L’expérience contemporaine nous a, d’une part, appris que l’on ne peut pas planifier totalement le progrès, contrairement à ce qu’avaient rêvé les illuminés du XIXe siècle. Une preuve nous en a été donnée l’automne dernier, une fois de plus, par l’agriculture soviétique. Au moment des moissons, les satellites américains annonçaient une récolte russe exceptionnelle.
Au même moment, M. Brejnev annonçait de son côté un effort unanime pour engranger cette belle récolte.
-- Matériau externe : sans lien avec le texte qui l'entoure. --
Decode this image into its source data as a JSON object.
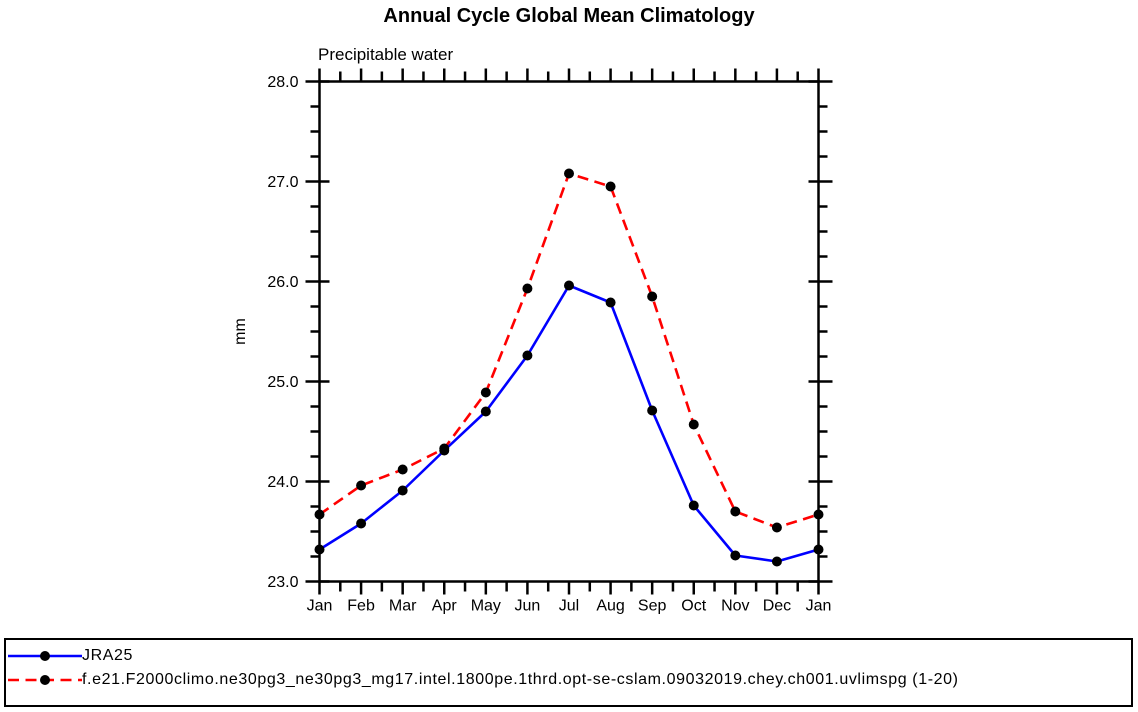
{
  "chart_data": {
    "type": "line",
    "title": "Annual Cycle Global Mean Climatology",
    "subtitle": "Precipitable water",
    "ylabel": "mm",
    "x_categories": [
      "Jan",
      "Feb",
      "Mar",
      "Apr",
      "May",
      "Jun",
      "Jul",
      "Aug",
      "Sep",
      "Oct",
      "Nov",
      "Dec",
      "Jan"
    ],
    "ylim": [
      23.0,
      28.0
    ],
    "ytick_major": [
      23.0,
      24.0,
      25.0,
      26.0,
      27.0,
      28.0
    ],
    "ytick_minor_step": 0.25,
    "xtick_minor_step": 0.5,
    "grid": false,
    "legend_position": "bottom-box",
    "frame_color": "#000000",
    "background_color": "#ffffff",
    "series": [
      {
        "name": "JRA25",
        "color": "#0000ff",
        "line_style": "solid",
        "marker": "filled-circle",
        "marker_color": "#000000",
        "values": [
          23.32,
          23.58,
          23.91,
          24.31,
          24.7,
          25.26,
          25.96,
          25.79,
          24.71,
          23.76,
          23.26,
          23.2,
          23.32
        ]
      },
      {
        "name": "f.e21.F2000climo.ne30pg3_ne30pg3_mg17.intel.1800pe.1thrd.opt-se-cslam.09032019.chey.ch001.uvlimspg (1-20)",
        "color": "#ff0000",
        "line_style": "dashed",
        "marker": "filled-circle",
        "marker_color": "#000000",
        "values": [
          23.67,
          23.96,
          24.12,
          24.33,
          24.89,
          25.93,
          27.08,
          26.95,
          25.85,
          24.57,
          23.7,
          23.54,
          23.67
        ]
      }
    ]
  }
}
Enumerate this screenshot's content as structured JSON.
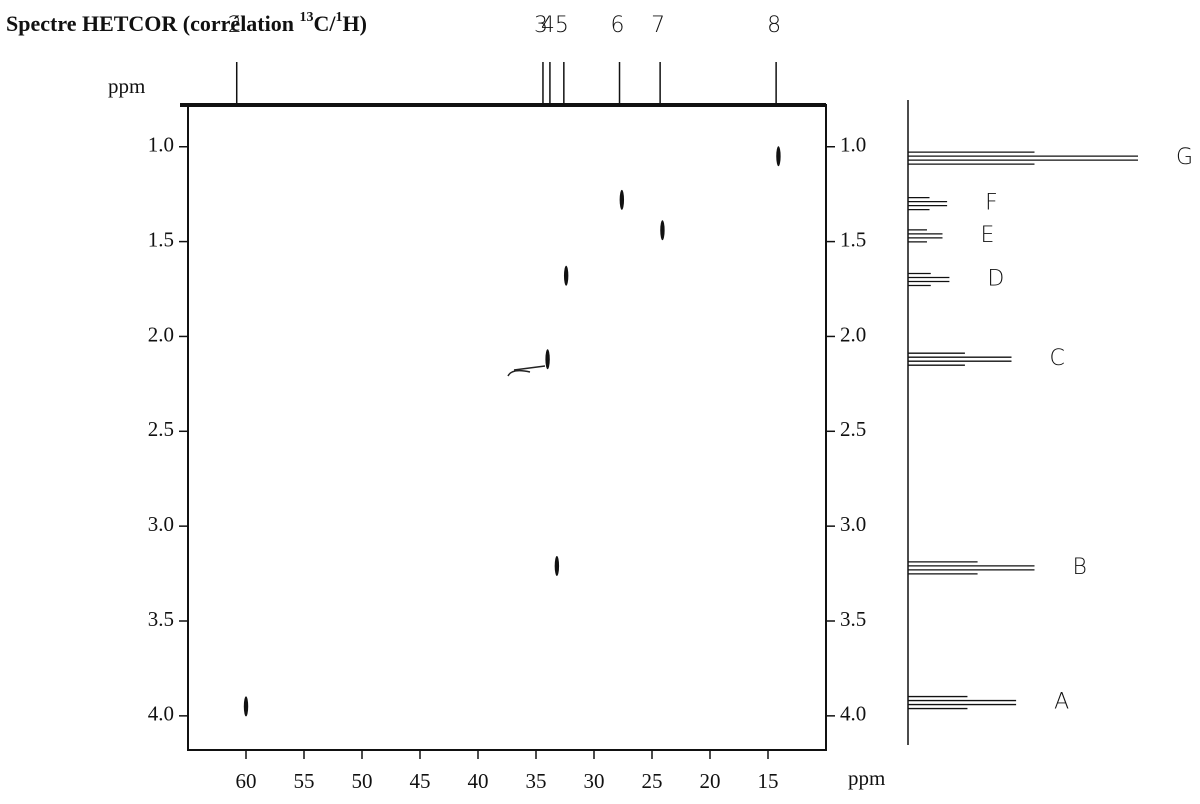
{
  "chart_data": {
    "type": "scatter",
    "title_parts": [
      "Spectre HETCOR (corrélation ",
      "13",
      "C/",
      "1",
      "H)"
    ],
    "x_unit": "ppm",
    "y_unit": "ppm",
    "x": [
      60.0,
      33.2,
      34.0,
      32.4,
      27.6,
      24.1,
      14.1
    ],
    "values": [
      3.95,
      3.21,
      2.12,
      1.68,
      1.28,
      1.44,
      1.05
    ],
    "xlim": [
      65,
      10
    ],
    "ylim": [
      0.78,
      4.18
    ],
    "xticks": [
      60,
      55,
      50,
      45,
      40,
      35,
      30,
      25,
      20,
      15
    ],
    "yticks": [
      {
        "value": 1,
        "label": "1.0"
      },
      1.5,
      {
        "value": 2,
        "label": "2.0"
      },
      2.5,
      {
        "value": 3,
        "label": "3.0"
      },
      3.5,
      {
        "value": 4,
        "label": "4.0"
      }
    ],
    "carbon_peaks": [
      {
        "label": "2",
        "ppm": 60.8
      },
      {
        "label": "3",
        "ppm": 34.4
      },
      {
        "label": "4",
        "ppm": 33.8
      },
      {
        "label": "5",
        "ppm": 32.6
      },
      {
        "label": "6",
        "ppm": 27.8
      },
      {
        "label": "7",
        "ppm": 24.3
      },
      {
        "label": "8",
        "ppm": 14.3
      }
    ],
    "proton_peaks": [
      {
        "label": "G",
        "ppm": 1.06,
        "intensity": 1.0
      },
      {
        "label": "F",
        "ppm": 1.3,
        "intensity": 0.17
      },
      {
        "label": "E",
        "ppm": 1.47,
        "intensity": 0.15
      },
      {
        "label": "D",
        "ppm": 1.7,
        "intensity": 0.18
      },
      {
        "label": "C",
        "ppm": 2.12,
        "intensity": 0.45
      },
      {
        "label": "B",
        "ppm": 3.22,
        "intensity": 0.55
      },
      {
        "label": "A",
        "ppm": 3.93,
        "intensity": 0.47
      }
    ]
  }
}
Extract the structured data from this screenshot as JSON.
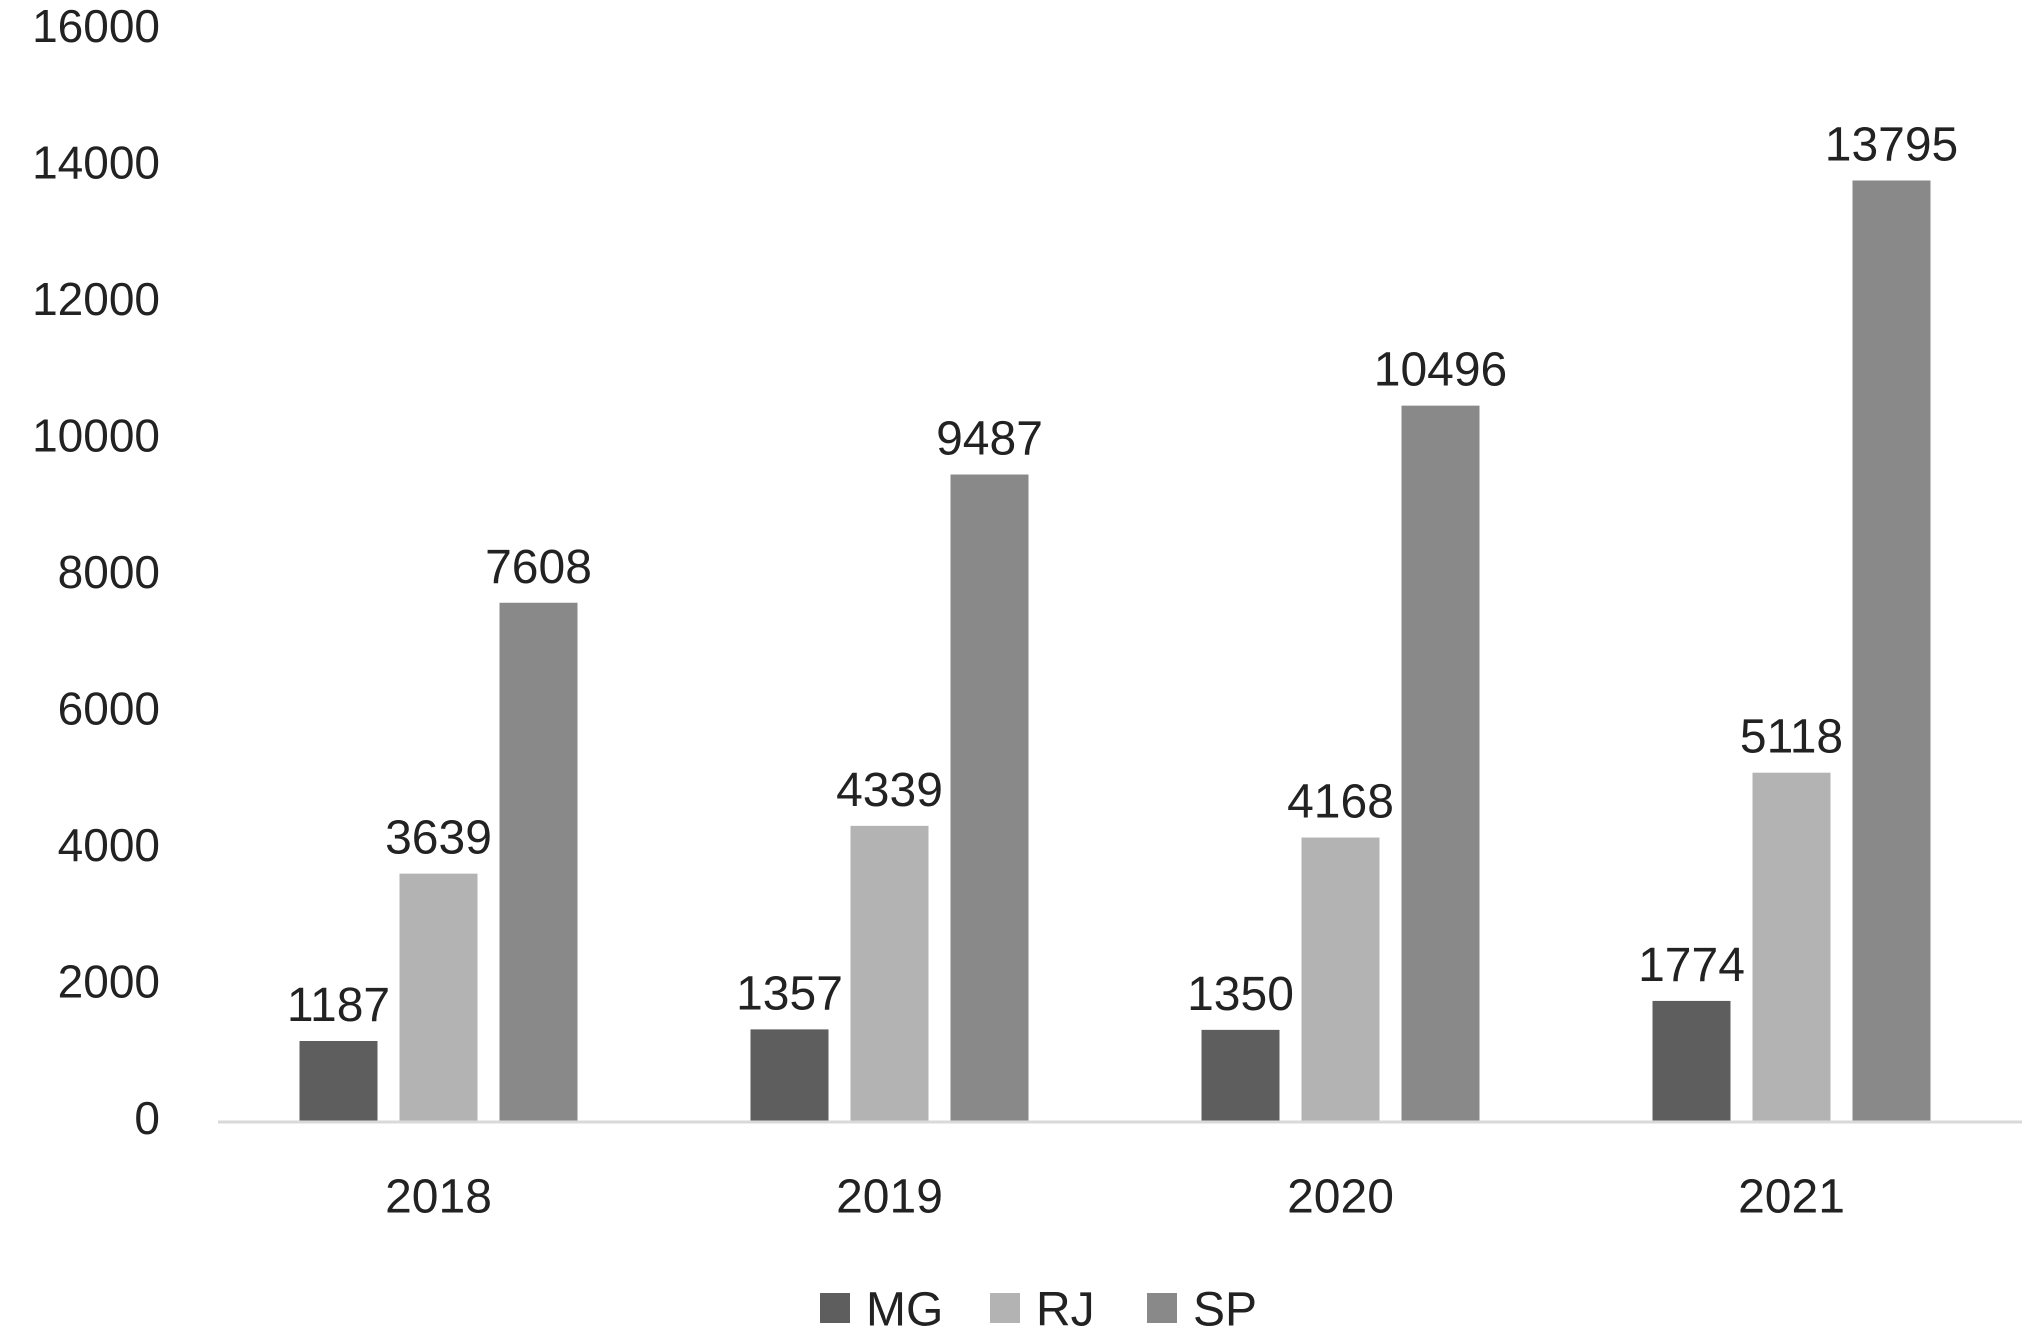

Il y a quelques semaines, un professeur d’une université parisienne, rentré de Russie (ce professeur est une dame), exposait la situation dans un journal du Parti Communiste français: récolte en partie perdue, machines rouillant à l’abandon dans les champs faute d’une pièce de rechange introuvable, ensilage désordonné (probablement désordonné par le plan lui-même, impuissant devant la météorologie locale), etc. La presse fait du reste état de difficultés identiques au Vietnam, à Cuba, etc. Mais nous-mêmes, n’avons-nous pas souvent touché du doigt les méfaits de l’excessive planification?
D’autre part, il n’est pas moins certain que l’on ne peut tout laisser au hasard de la lutte pour la vie, seul facteur de progrès et de mort aussi bien dans la nature que dans la société humaine. La difficulté est moins de déterminer ce qu’il est souhaitable de régenter que de prévoir les effets d’une décision. Puis-je encore citer le paradoxal Bergier?
«Un jour viendra, aime-t-il à prédire, où, pour faire baisser le prix du lait en Bosnie-Herzégovine, il faudra décréter que tous les barbus guatémaltèques aient à se couper la barbe».
C’est ce que le mathématicien de Berkeley Hans J. Bremermann appelle plus pesamment la «transcomputabilité», inévitable frontière de l’informatique digitale. La logique par oui et non arrive très vite, devant certains problèmes, à des algorithmes physiquement irréalisables parce qu’ils supposent une trop longue suite d’opérations.
Pensons au jeu d’échecs: et ce n’est qu’un jeu! Pensons surtout aux nuits blanches des économistes qui, depuis quatre ans, cherchent en vain (puisqu’ils se contredisent) comment l’inflation peut se combiner avec la baisse de la demande.
Nous sommes donc sommés par la situation de trouver très vite le ou les moyens d’encadrer les nuisances supportables, et ce dans une complexité croissante des problèmes.
Heureusement, les nuisances les plus évidentes ne se présentent pas de façon aussi métaphysique. Nettoyer le Rhin n’est pas un problème «transcomputable». Mais certaines puissances sont à la limite du métaphysique, par exemple dans le domaine de l’agriculture, des engrais, de la nutrition en général.
Et plus la technologie progresse, plus elle est à la merci de l’imprévisible, d’autant que s’y mêlent les difficultés politiques. Que sortira-t-il par exemple de la concurrence nippo-américaine? Toute «percée» d’importance périme une partie du champ où elle se produit, condamnant soudain ce que l’on croyait prospère à la stérilité.
La parabole de Koestler annonce un temps où la science la plus précieuse sera celle de la décision.

Aimé Michel

Notes:

(1) Arthur Koestler: Janus, Londres, 1978.
(2) Voir les projets exposés lors d’un récent Congrès de l’A.A.A.S. (Science et Vie, mai 1978, p. 51).